My serendipitous encounter with the two UVA students near the yellow flight arrow on the mountain reignited my interest in my earlier research about it, and as soon as I returned home I began putting down thoughts. And it will surprise no one who reads this post that I keep returning to author Hannah Palmer's Flight Path, which has been on my list of books to read for awhile now (and listed on this site's Reading Shelf). With such a similar reckoning with our hometowns being so changed when we return from New York, I confessed to her this fall that I haven't read it yet if only to keep my own ideas and voice hermetically sealed from such similar terrain.
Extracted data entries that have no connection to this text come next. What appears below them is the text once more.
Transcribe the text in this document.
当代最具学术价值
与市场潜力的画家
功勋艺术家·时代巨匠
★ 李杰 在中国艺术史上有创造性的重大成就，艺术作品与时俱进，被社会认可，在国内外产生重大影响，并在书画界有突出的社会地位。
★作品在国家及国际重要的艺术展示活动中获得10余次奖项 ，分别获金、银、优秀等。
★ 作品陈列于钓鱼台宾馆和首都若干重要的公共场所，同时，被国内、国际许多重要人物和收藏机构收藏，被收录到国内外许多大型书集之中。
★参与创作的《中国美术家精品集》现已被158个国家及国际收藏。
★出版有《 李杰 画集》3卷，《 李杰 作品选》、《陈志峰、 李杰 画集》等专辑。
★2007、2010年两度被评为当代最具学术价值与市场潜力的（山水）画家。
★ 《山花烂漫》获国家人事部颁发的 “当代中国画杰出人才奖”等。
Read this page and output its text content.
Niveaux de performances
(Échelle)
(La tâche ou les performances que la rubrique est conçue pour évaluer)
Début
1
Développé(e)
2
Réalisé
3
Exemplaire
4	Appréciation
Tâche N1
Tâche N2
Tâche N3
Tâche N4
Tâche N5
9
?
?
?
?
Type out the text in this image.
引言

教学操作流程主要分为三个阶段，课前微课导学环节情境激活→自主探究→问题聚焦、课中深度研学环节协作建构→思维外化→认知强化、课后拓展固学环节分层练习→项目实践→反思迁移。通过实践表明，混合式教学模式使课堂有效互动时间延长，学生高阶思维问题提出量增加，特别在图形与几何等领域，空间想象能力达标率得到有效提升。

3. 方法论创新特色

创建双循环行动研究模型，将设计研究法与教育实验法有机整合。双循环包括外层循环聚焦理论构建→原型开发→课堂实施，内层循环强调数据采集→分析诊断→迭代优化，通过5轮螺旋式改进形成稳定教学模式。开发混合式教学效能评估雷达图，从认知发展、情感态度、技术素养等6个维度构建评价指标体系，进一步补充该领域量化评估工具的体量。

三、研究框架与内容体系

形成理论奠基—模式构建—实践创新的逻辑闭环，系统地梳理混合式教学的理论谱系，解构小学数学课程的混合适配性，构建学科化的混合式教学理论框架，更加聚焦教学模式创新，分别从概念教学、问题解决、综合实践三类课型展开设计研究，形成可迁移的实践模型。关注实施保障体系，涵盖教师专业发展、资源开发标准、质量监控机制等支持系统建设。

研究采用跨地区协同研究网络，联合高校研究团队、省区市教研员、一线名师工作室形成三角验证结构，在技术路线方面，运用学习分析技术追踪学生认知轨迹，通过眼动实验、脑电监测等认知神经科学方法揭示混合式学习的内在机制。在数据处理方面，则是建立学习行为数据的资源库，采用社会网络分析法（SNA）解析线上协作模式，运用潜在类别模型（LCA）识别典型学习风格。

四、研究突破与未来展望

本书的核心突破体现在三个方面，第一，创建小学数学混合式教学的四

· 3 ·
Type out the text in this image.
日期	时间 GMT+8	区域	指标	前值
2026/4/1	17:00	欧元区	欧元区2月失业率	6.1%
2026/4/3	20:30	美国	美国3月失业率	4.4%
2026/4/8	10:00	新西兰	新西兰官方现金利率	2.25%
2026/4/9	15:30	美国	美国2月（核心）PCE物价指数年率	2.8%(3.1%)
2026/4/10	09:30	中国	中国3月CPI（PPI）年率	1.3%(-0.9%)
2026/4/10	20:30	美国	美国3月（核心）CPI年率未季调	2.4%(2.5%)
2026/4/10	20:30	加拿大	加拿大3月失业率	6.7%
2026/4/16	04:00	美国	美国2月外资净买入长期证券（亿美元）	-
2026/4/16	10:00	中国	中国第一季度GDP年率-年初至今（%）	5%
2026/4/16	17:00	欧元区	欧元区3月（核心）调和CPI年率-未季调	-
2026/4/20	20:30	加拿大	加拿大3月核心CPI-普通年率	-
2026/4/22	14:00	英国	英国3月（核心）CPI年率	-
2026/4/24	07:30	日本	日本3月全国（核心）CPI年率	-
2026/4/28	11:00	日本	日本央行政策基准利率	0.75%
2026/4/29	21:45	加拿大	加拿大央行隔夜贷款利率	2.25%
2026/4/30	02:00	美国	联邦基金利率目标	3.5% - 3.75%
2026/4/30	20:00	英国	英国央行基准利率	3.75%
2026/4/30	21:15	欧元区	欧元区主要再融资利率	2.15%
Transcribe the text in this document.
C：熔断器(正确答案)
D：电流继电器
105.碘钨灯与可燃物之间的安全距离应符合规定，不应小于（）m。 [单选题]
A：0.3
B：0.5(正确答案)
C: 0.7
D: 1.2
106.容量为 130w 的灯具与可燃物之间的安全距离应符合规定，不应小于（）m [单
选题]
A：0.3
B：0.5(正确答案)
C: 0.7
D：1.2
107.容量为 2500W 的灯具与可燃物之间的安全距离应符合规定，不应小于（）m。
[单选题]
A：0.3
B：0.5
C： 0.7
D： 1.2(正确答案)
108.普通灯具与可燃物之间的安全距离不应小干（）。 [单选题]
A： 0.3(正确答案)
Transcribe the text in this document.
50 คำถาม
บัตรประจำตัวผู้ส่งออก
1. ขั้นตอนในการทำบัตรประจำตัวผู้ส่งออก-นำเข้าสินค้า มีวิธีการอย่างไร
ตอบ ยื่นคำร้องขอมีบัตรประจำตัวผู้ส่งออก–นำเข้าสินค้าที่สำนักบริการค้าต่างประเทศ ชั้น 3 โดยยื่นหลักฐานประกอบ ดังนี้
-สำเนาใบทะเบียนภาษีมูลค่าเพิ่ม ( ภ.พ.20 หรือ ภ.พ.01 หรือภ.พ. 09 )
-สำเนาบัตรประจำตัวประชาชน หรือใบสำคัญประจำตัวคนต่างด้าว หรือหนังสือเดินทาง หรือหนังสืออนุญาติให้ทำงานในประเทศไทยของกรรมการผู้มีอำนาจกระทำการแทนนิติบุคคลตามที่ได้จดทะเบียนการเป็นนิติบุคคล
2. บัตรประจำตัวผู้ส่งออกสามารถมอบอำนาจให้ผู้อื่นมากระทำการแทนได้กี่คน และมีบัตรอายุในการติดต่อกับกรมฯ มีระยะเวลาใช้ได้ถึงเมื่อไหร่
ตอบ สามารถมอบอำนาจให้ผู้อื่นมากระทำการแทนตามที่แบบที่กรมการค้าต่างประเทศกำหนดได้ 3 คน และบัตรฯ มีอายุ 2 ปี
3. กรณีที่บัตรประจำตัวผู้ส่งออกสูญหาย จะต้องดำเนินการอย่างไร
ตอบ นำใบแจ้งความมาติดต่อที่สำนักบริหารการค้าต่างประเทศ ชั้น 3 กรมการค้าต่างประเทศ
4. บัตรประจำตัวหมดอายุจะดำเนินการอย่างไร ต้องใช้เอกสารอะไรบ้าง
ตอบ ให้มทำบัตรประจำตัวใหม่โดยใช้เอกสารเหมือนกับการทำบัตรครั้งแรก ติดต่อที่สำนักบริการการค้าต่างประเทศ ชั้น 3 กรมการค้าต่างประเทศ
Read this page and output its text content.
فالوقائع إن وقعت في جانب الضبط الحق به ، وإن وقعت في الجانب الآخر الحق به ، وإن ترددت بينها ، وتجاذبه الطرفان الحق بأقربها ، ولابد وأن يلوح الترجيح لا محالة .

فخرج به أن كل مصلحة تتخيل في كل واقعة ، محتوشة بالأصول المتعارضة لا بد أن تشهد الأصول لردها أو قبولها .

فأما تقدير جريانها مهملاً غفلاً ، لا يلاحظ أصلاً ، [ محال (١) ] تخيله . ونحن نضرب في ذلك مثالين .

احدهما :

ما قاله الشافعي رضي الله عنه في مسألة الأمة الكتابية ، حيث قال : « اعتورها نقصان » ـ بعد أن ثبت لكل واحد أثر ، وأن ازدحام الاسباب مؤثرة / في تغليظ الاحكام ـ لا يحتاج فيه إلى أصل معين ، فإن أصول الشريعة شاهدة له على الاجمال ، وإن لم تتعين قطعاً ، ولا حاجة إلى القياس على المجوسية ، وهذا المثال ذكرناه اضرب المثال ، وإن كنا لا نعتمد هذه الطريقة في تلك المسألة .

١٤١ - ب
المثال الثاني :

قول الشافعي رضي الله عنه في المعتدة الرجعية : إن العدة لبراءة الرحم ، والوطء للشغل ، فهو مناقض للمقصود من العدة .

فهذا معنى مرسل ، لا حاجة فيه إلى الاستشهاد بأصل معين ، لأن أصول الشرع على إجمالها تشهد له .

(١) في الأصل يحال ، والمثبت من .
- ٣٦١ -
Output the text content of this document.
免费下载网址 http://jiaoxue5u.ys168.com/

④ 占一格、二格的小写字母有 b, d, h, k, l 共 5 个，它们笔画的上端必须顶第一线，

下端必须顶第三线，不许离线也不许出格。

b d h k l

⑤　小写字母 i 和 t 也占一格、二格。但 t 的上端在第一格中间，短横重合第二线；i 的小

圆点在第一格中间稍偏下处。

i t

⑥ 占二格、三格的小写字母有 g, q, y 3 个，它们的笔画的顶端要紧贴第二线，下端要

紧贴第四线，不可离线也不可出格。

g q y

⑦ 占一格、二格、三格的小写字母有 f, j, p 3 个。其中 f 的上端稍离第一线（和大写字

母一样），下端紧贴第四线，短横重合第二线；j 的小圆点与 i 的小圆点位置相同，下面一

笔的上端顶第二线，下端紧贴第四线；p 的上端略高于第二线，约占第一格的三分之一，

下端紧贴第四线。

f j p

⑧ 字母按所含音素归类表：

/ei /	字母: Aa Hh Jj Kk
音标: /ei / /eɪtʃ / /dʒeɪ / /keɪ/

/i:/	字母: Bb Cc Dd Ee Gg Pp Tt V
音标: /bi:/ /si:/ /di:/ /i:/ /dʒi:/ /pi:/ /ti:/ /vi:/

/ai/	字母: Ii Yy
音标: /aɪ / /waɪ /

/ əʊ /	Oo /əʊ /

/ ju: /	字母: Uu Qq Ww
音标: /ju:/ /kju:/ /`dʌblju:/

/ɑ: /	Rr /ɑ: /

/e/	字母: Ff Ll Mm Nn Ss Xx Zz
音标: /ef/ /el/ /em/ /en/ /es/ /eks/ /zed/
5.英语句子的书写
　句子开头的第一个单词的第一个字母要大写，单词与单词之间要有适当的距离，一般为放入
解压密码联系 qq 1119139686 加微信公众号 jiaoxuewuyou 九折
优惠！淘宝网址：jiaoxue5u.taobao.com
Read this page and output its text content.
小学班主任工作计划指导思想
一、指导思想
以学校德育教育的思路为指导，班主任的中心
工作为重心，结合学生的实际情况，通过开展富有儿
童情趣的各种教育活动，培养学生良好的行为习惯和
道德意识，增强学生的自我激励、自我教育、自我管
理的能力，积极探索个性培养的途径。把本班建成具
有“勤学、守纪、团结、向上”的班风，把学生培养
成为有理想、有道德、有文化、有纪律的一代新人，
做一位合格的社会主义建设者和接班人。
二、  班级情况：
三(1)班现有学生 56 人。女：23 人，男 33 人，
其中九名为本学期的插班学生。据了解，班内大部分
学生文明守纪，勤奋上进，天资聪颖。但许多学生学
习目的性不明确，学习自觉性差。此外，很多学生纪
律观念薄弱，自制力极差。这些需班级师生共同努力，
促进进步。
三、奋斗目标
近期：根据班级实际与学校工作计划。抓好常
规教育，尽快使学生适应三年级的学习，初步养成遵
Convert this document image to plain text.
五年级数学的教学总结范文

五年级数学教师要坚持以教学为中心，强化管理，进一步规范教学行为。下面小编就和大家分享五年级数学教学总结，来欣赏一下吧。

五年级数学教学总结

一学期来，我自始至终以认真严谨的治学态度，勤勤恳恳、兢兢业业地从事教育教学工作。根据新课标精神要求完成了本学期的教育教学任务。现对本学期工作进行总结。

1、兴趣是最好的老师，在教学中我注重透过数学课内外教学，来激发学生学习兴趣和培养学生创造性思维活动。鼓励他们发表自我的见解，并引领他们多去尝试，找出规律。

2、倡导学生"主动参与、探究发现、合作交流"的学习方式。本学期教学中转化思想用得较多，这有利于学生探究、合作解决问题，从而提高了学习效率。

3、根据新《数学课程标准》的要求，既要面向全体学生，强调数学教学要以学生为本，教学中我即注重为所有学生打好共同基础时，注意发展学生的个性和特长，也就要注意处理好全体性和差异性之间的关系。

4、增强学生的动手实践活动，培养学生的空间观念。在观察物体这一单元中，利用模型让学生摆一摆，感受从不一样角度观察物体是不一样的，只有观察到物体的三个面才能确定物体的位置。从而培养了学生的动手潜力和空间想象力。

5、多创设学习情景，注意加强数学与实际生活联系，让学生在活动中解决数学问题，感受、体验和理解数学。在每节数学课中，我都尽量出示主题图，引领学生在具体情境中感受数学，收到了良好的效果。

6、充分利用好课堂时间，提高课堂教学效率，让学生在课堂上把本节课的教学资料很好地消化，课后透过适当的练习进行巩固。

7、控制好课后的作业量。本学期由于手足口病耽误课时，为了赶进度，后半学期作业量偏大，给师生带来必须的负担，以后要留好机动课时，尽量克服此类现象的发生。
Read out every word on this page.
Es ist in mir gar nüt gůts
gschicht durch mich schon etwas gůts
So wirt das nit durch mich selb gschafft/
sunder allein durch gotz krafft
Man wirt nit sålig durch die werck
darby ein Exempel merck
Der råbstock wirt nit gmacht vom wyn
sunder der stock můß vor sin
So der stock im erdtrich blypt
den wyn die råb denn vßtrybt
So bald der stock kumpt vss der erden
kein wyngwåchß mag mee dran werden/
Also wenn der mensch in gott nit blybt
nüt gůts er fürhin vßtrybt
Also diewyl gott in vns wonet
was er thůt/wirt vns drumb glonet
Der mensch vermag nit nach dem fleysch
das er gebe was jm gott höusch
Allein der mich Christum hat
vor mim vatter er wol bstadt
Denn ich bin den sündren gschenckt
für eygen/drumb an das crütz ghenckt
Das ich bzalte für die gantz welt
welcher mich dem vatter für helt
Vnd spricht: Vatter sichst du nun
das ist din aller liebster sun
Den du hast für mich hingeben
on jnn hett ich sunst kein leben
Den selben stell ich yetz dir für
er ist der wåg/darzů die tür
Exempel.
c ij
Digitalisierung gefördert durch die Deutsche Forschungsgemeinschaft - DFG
With Stone Mountain being directly on that path, though, it's clear I will simply not be able to resist reading it very much longer!
I also mentioned the flight arrow to Hannah Palmer then and emailed a photo of what I believed were partial remains of the flight arrow on the mountain from October, and when I expressed wanting to find an actual image of the arrow spelling out ATLANTA, she so kindly pointed me to Historic Aerials. I have since been completely geeking out on topographical maps like I never thought possible. As she wrote a book called Flight Path, I also found it a nice coincidence (even though she only married into the Palmer surname!), that one of Atlanta's historic buildings, Palmer Building, had a flight arrow and the words ATLANTA on its roof at one time!
After sharing the historic aerial image of the flight arrow here, my friend Bryan Feldman over at Stone Mountain Guide.com took it several steps further by comparing the yellow area Marisa, Hannah, and I had seen at sunrise with current satellite images of the mountain. He was able to illustrate that the three of us had in fact seen a secondary fading yellow arrow with the letters A-T-L-A which also points to the airport and clarify the exact area where the swaths of yellow from the large historic flight arrow that spelled A-T-L-A-N-T-A can still be seen today directly in front of the buildings on top of the mountain.